Unter den Diagrammen werden die aktivierten APIs und Dienste in einer Tabelle aufgeführt. „Anfragen“ steht für die Anzahl der Anfragen im ausgewählten Zeitraum. „Fehler“ bezieht sich auf die Anzahl der Anfragen, die zu Fehlern geführt haben. Unter „Latenz“ (mittlere Latenz und Perzentil) wird die Latenz dieser Anfragen angezeigt.

Monitoring APIs

So greifen Sie auf die Dashboard-Seite „APIs & Dienste“ zu:

  1. Öffnen Sie in der Cloud Console die Seite für die Projektauswahl:

    Seite für die Projektauswahl

  2. Wählen Sie Ihr Projekt aus. Die Dashboard-Seite „APIs & Dienste“ wird angezeigt.

    Wenn die Seite nicht angezeigt wird, klicken Sie auf die Menüschaltfläche Menü und wählen Sie APIs & Dienste aus.

Weitere Informationen finden Sie unter API-Nutzung beobachten.

Übersichtsseite für Google Maps

Auf der Seite Übersicht finden Sie eine Tabelle mit den aktivierten APIs und Nutzungsanfragen der letzten 30 Tage. Anfragen nach API werden auch in grafischer Form dargestellt. In einem Abrechnungsdiagramm sehen Sie Ihre aktuelle Rechnung und die Gesamtnutzung der letzten drei Monate.

Screenshot einer Diagrammübersicht mit einer Tabelle, in der die aktivierten APIs und API-Anfragen der letzten 30 Tage aufgelistet sind

So greifen Sie auf die Übersichtsseite für die Google Maps Platform zu:

  1. Öffnen Sie in der Cloud Console die Seite „Google Maps Platform“:

    Zur Seite „Google Maps Platform“

  2. Wählen Sie im Menü auf der linken Seite Übersicht aus.

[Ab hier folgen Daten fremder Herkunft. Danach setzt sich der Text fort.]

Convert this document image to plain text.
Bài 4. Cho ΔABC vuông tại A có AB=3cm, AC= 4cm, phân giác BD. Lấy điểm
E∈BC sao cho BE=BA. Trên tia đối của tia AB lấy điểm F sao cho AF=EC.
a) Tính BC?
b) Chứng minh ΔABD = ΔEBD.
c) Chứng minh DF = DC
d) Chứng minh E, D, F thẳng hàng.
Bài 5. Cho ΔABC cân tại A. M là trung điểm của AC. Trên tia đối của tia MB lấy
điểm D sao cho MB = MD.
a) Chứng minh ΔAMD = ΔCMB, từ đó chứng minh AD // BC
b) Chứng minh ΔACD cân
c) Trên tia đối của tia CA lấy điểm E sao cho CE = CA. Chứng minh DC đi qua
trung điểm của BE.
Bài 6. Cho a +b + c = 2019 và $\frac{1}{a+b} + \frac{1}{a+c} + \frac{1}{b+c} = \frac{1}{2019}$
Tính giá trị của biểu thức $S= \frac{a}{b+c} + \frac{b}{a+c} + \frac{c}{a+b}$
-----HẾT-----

Google Maps Platform – Seite „APIs“

Auf der Seite APIs finden Sie zwei Tabellen. Die Tabelle Aktivierte APIs gibt für jede aktivierte API Aufschluss über die Anzahl der Anfragen und Fehler sowie über die durchschnittliche Latenz in den letzten 30 Tagen. In der Tabelle Zusätzliche APIs sind APIs aufgeführt, die nicht aktiviert sind.

APIs

So greifen Sie auf die Google Maps Platform-Seite „APIs“ zu:

  1. Öffnen Sie in der Cloud Console die Seite „Google Maps Platform“:

    Zur Seite „Google Maps Platform“

  2. Wählen Sie im Menü auf der linken Seite APIs aus.

Google Maps Platform – Seite „Messwerte“

Auf der Seite Messwerte sehen Sie drei Diagramme: „Traffic“, „Fehler“ und „Medianlatenz“. Die Nutzungsdaten in den Diagrammen können nach Antwortcodeklasse, API, API-Methode, Anmeldedaten, Plattform und Domain gruppiert werden.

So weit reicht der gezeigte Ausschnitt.